L’édition 2025 de l’Indice de la Transition Energétique vient de sortir, et je suis heureux de vous annoncer que la Tunisie a fait une progression remarquable, grimpant de 27 places pour se classer 62ème sur 118 pays dans le monde, 2ème en Afrique et 2ème dans la région MENA
Ces progrès reflètent l’engagement clair de la Tunisie à construire un avenir énergétique plus sûr, équitable et durable. C’est ce qu’affirme le Secrétaire d’Etat tunisien à la transition énergétique, Ouael Chouchane sur sa page du réseau social professionnel.
Selon Chouchane, qui s’étale sur la stratégie de son département, derrière ces progrès se cache une vision nationale forte : la Stratégie énergétique 2035 de la Tunisie, qui vise à transformer notre système énergétique en réponse aux défis économiques, sociaux, climatiques et sécuritaires d’aujourd’hui.
Cette stratégie, selon l’auteur, s’articule autour de trois piliers principaux :
1. L’efficacité énergétique, avec un objectif de réduction de l’intensité énergétique primaire de 3,6 % par an ;
2. Un déploiement massif des énergies renouvelables, avec pour objectif 35 % de production d’électricité d’ici 2030 et 50 % d’ici 2035 ;
3. L’électrification progressive de l’utilisation de l’énergie, pour porter la part de l’électricité à 30 % de la consommation finale d’énergie d’ici 2035.

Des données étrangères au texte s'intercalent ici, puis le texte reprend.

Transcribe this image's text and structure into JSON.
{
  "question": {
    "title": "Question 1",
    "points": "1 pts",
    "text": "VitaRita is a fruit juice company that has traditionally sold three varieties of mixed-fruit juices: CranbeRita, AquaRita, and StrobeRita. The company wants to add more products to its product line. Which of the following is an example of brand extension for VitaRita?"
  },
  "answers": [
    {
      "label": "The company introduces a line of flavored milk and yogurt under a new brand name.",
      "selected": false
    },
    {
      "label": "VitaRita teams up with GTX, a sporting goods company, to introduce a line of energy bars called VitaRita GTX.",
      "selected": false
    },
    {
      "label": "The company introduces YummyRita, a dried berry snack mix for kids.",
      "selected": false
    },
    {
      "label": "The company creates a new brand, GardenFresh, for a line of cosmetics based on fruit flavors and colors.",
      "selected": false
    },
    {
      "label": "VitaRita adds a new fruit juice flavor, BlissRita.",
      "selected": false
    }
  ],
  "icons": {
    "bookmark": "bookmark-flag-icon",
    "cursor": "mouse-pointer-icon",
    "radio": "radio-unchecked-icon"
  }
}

Cette vision se traduit déjà par des résultats concrets :
Déploiement des énergies renouvelables
• 500 MW de projets solaires photovoltaïques remportés dans le cadre du premier appel d’offres international, dont la mise en service est prévue entre 2025 et 2026 ;
• Un nouveau programme de 1 700 MW lancé en 2023 (dont 1 100 MW d’énergie solaire et 600 MW d’éolien), avec de nombreuses offres déjà reçues et de nouveaux tours de table en cours.
Les réformes réglementaires structurelles, selon le SE tunisien de la transition énergétique, seront :
• Rationalisation des procédures pour les projets d’autoproduction ;
• Opérationnalisation du nouveau régime C&I avec la publication de nouveaux contrats et tarifs de transport ;
• Élimination des contraintes liées à l’utilisation des terres ;
• Réforme des mécanismes d’octroi de permis et de tarification pour les petits et moyens projets d’investissement indépendants de plus de 200 MW ;
• Une nouvelle feuille de route pour l’infrastructure des véhicules électriques et des normes adoptées.
Et Chouchane de finir que « ces mesures ne sont qu’un début, mais elles envoient déjà un message clair : la Tunisie accélère sa transition énergétique avec détermination et détermination ».